You reached into the cupboards, face blushing at the assortment of novelty mugs you’d acquired over the years. Hardly fit for a children’s tea party let alone some of the most powerful fae to have ever existed. 
“There will be no apologies from you, tonight, my dear.” Helion said with a charming smile, “Not after we’ve barged into your home uninvited and taken over your dining table.”
From over the island you saw that Helion had already settled down at the table, the others following suit. Everyone except for the Shadowsinger. 
He lingered by the kitchen archway, keeping a respectful distance as you poured boiling water into the teapot over a mixture of chrysanthemum and rosehip. 
“Would you like any help?” He gestured to the tray now loaded with the teapot, cups, and a platter of biscuits that shook in your hands. 
“Oh,” You stared at his outstretched hand, soft black leather molded over graceful fingers. “No, that’s alright. I can do it.
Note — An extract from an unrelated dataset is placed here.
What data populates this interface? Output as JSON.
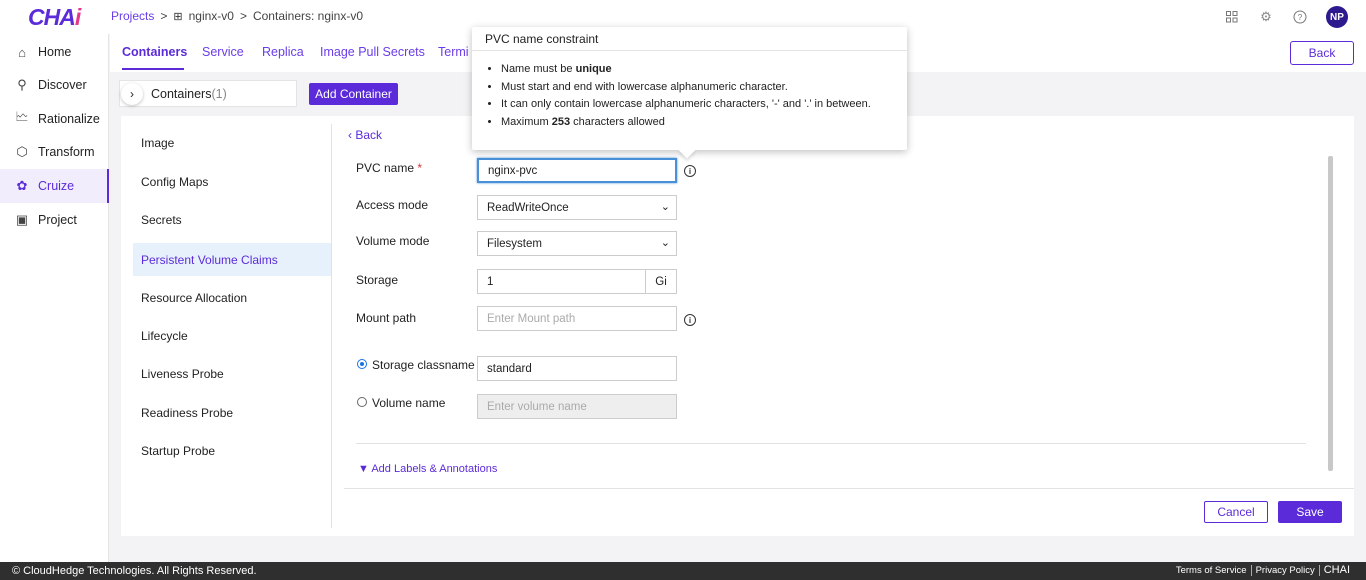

But thank you for offering.” You stood face to face with him, silently begging him with your eyes to move to the table with the others so you wouldn’t have to suffer the consequences of touching him.
His hand quickly dropped to his side, then slid behind his back. You caught the flash of hurt in his eyes before he masked it. 
“There are some cookies in the living room!” You said a little too loudly, “On top of the coffee table. If-if you wouldn’t mind bringing those-” The Shadowsinger was already gone on his mission and you breathed a sigh of relief.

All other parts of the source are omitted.